‘Eventless’ InsP3-dependent SR-Ca2+ release affecting atrial Ca2+ sparks
Article first published online: 4 MAR 2013
© 2013 The Authors. The Journal of Physiology © 2013 The Physiological Society
The Journal of Physiology
Volume 591, Issue 8, pages 2103–2111, April 2013
How to Cite
Horn, T., Ullrich, N. D. and Egger, M. (2013), ‘Eventless’ InsP3-dependent SR-Ca2+ release affecting atrial Ca2+ sparks. The Journal of Physiology, 591: 2103–2111. doi: 10.1113/jphysiol.2012.247288
- Issue published online: 15 APR 2013
- Article first published online: 4 MAR 2013
- Accepted manuscript online: 12 FEB 2013 12:10PM EST
- (Received 24 October 2012; accepted after revision 2 February 2013; first published online 4 February 2013)
- • Inositol 1,4,5-trisphosphate receptors (InsP3Rs) are functionally expressed in cardiac myocytes.
- • The influence of inositol 1,4,5-trisphosphate-induced sarcoplasmic reticulum (SR)-Ca2+release (IP3ICR) on atrial excitation-contraction coupling (ECC) under physiological and pathophysiological conditions remains elusive.
- • The present study focuses on local IP3ICR and its functional consequences for ryanodine receptor (RyR) activity and subsequent Ca2+-induced Ca2+ release in atrial myocytes.
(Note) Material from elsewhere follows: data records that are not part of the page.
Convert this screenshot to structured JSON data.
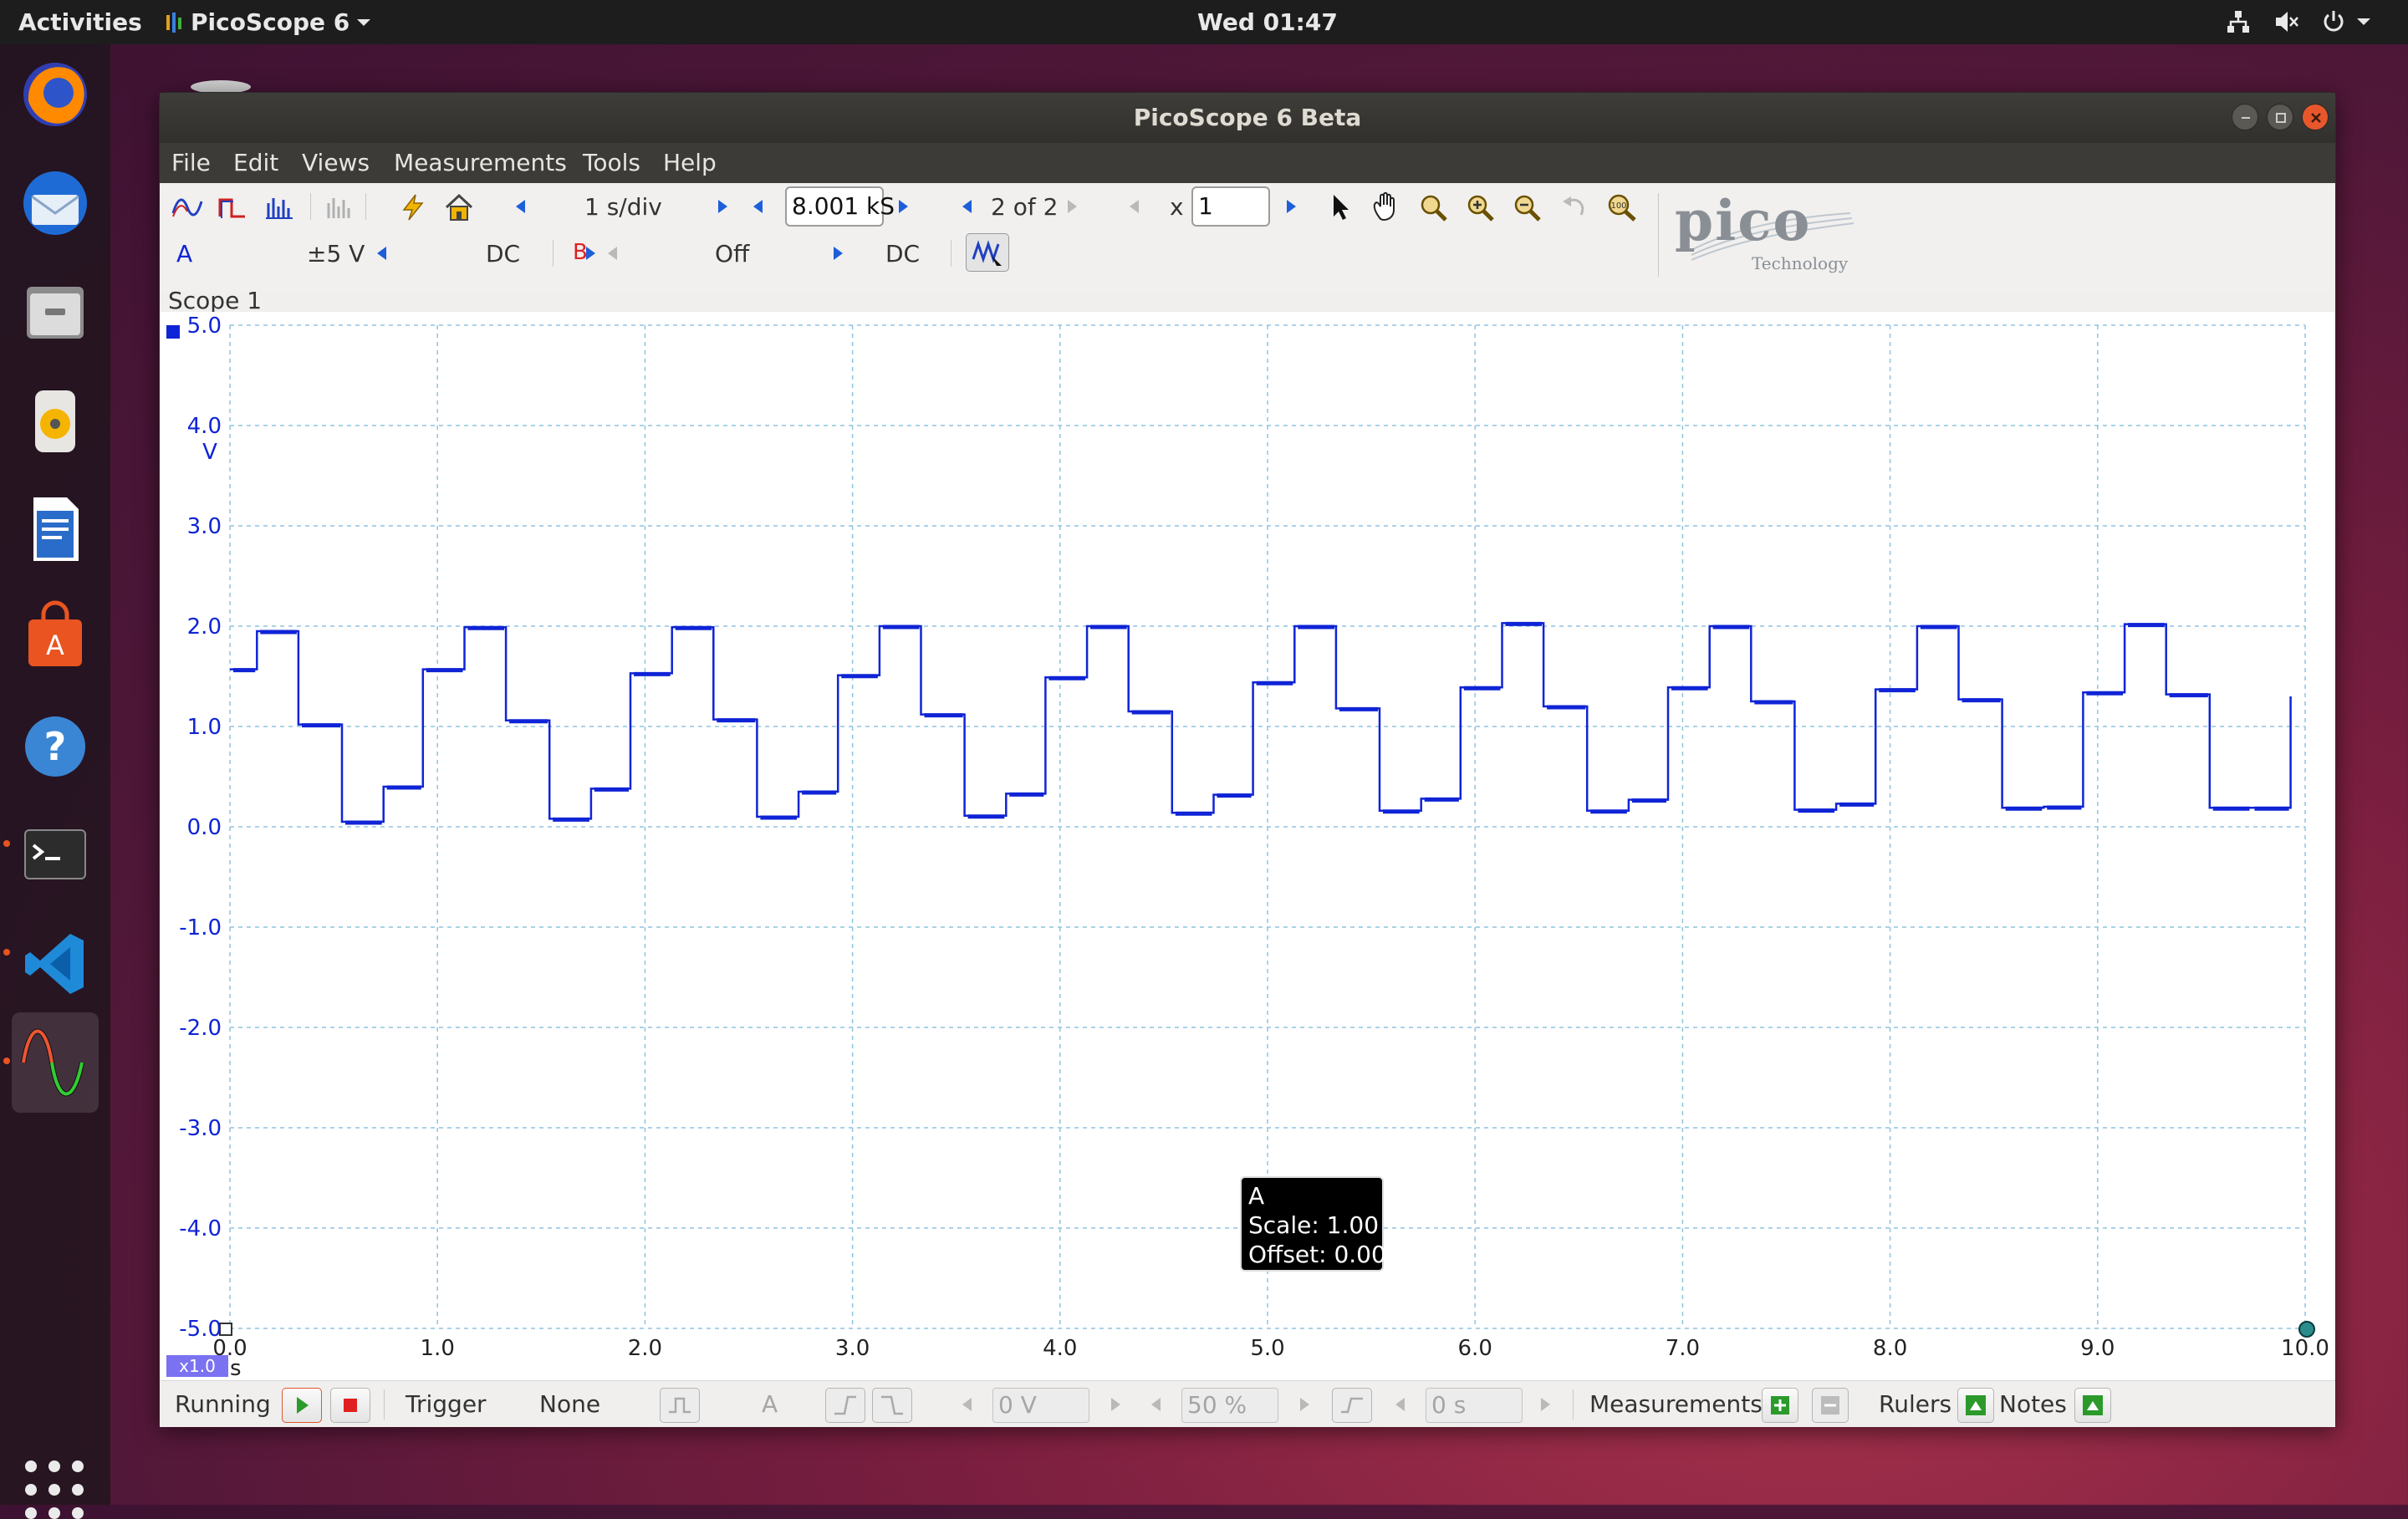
{
  "topbar": {
    "activities": "Activities",
    "app_menu": "PicoScope 6",
    "clock": "Wed 01:47",
    "tray_icons": [
      "network-icon",
      "volume-muted-icon",
      "power-icon"
    ]
  },
  "dock": {
    "items": [
      "firefox",
      "thunderbird",
      "files",
      "rhythmbox",
      "libreoffice-writer",
      "ubuntu-software",
      "help",
      "terminal",
      "vscode",
      "picoscope"
    ]
  },
  "window": {
    "title": "PicoScope 6 Beta"
  },
  "menubar": {
    "items": [
      "File",
      "Edit",
      "Views",
      "Measurements",
      "Tools",
      "Help"
    ]
  },
  "toolbar": {
    "timebase": "1 s/div",
    "samples": "8.001 kS",
    "buffer": "2 of 2",
    "zoom_x_label": "x",
    "zoom_value": "1",
    "logo_text": "pico",
    "logo_sub": "Technology"
  },
  "channels": {
    "a": {
      "label": "A",
      "range": "±5 V",
      "coupling": "DC",
      "color": "#0f24d6"
    },
    "b": {
      "label": "B",
      "range": "Off",
      "coupling": "DC",
      "color": "#e02020"
    }
  },
  "scope": {
    "tab": "Scope 1",
    "unit_v": "V",
    "unit_s": "s",
    "x_zoom_badge": "x1.0"
  },
  "tooltip": {
    "channel": "A",
    "scale": "Scale: 1.00",
    "offset": "Offset: 0.00"
  },
  "statusbar": {
    "running": "Running",
    "trigger_label": "Trigger",
    "trigger_mode": "None",
    "trigger_channel": "A",
    "threshold": "0 V",
    "pre_trigger": "50 %",
    "delay": "0 s",
    "measurements": "Measurements",
    "rulers": "Rulers",
    "notes": "Notes"
  },
  "chart_data": {
    "type": "line",
    "xlabel": "s",
    "ylabel": "V",
    "xlim": [
      0,
      10
    ],
    "ylim": [
      -5,
      5
    ],
    "x_ticks": [
      "0.0",
      "1.0",
      "2.0",
      "3.0",
      "4.0",
      "5.0",
      "6.0",
      "7.0",
      "8.0",
      "9.0",
      "10.0"
    ],
    "y_ticks": [
      "5.0",
      "4.0",
      "3.0",
      "2.0",
      "1.0",
      "0.0",
      "-1.0",
      "-2.0",
      "-3.0",
      "-4.0",
      "-5.0"
    ],
    "grid": true,
    "series": [
      {
        "name": "A",
        "color": "#0f24d6",
        "x": [
          0.0,
          0.13,
          0.13,
          0.33,
          0.33,
          0.54,
          0.54,
          0.74,
          0.74,
          0.93,
          0.93,
          1.13,
          1.13,
          1.33,
          1.33,
          1.54,
          1.54,
          1.74,
          1.74,
          1.93,
          1.93,
          2.13,
          2.13,
          2.33,
          2.33,
          2.54,
          2.54,
          2.74,
          2.74,
          2.93,
          2.93,
          3.13,
          3.13,
          3.33,
          3.33,
          3.54,
          3.54,
          3.74,
          3.74,
          3.93,
          3.93,
          4.13,
          4.13,
          4.33,
          4.33,
          4.54,
          4.54,
          4.74,
          4.74,
          4.93,
          4.93,
          5.13,
          5.13,
          5.33,
          5.33,
          5.54,
          5.54,
          5.74,
          5.74,
          5.93,
          5.93,
          6.13,
          6.13,
          6.33,
          6.33,
          6.54,
          6.54,
          6.74,
          6.74,
          6.93,
          6.93,
          7.13,
          7.13,
          7.33,
          7.33,
          7.54,
          7.54,
          7.74,
          7.74,
          7.93,
          7.93,
          8.13,
          8.13,
          8.33,
          8.33,
          8.54,
          8.54,
          8.74,
          8.74,
          8.93,
          8.93,
          9.13,
          9.13,
          9.33,
          9.33,
          9.54,
          9.54,
          9.74,
          9.74,
          9.93,
          9.93
        ],
        "y": [
          1.57,
          1.57,
          1.95,
          1.95,
          1.02,
          1.02,
          0.05,
          0.05,
          0.4,
          0.4,
          1.57,
          1.57,
          1.99,
          1.99,
          1.06,
          1.06,
          0.08,
          0.08,
          0.38,
          0.38,
          1.53,
          1.53,
          1.99,
          1.99,
          1.07,
          1.07,
          0.1,
          0.1,
          0.35,
          0.35,
          1.51,
          1.51,
          2.0,
          2.0,
          1.12,
          1.12,
          0.11,
          0.11,
          0.33,
          0.33,
          1.49,
          1.49,
          2.0,
          2.0,
          1.15,
          1.15,
          0.14,
          0.14,
          0.32,
          0.32,
          1.44,
          1.44,
          2.0,
          2.0,
          1.18,
          1.18,
          0.16,
          0.16,
          0.28,
          0.28,
          1.39,
          1.39,
          2.03,
          2.03,
          1.2,
          1.2,
          0.16,
          0.16,
          0.27,
          0.27,
          1.39,
          1.39,
          2.0,
          2.0,
          1.25,
          1.25,
          0.17,
          0.17,
          0.23,
          0.23,
          1.37,
          1.37,
          2.0,
          2.0,
          1.27,
          1.27,
          0.19,
          0.19,
          0.2,
          0.2,
          1.34,
          1.34,
          2.02,
          2.02,
          1.32,
          1.32,
          0.19,
          0.19,
          0.19,
          0.19,
          1.3
        ]
      }
    ]
  }
}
- • Here we show significant SR-Ca2+ flux, but eventless SR-Ca2+ release through InsP3Rs.
- • We suggest a new mechanism based on eventless and highly efficient InsP3-dependent SR-Ca2+ flux as a crucial mechanism of functional cross-talk between InsP3Rs and RyRs, which may be an important factor in the modulation of ECC sensitivity.
Abstract Augmented inositol 1,4,5-trisphosphate receptor (InsP3R) function has been linked to a variety of cardiac pathologies, including cardiac arrhythmia. The contribution of inositol 1,4,5-trisphosphate-induced Ca2+ release (IP3ICR) in excitation-contraction coupling (ECC) under physiological conditions, as well as under cellular remodelling, remains controversial. Here we test the hypothesis that local IP3ICR directly affects ryanodine receptor (RyR) function and subsequent Ca2+-induced Ca2+ release in atrial myocytes. IP3ICR was evoked by UV-flash photolysis of caged InsP3 under whole-cell configuration of the voltage-clamp technique in atrial myocytes isolated from C57/BL6 mice. Photolytic release of InsP3 was accompanied by a significant increase in the Ca2+ release event frequency (4.14 ± 0.72 vs. 6.20 ± 0.76 events (100 μm)−1 s−1). These individual photolytically triggered Ca2+ release events were identified as Ca2+ sparks, which originated from RyR openings. This was verified by Ca2+ spark analysis and pharmacological separation between RyR and InsP3R-dependent sarcoplasmic reticulum (SR)-Ca2+ release (2-aminoethoxydiphenyl borate, xestospongin C, tetracaine). Significant SR-Ca2+ flux but eventless SR-Ca2+ release through InsP3R were characterized using SR-Ca2+ leak/SR-Ca2+ load measurements. These results strongly support the idea that IP3ICR can effectively modulate RyR openings and Ca2+ spark probability. We conclude that eventless and highly efficient InsP3-dependent SR-Ca2+ flux is the main mechanism of functional cross-talk between InsP3Rs and RyRs, which may be an important factor in the modulation of ECC sensitivity.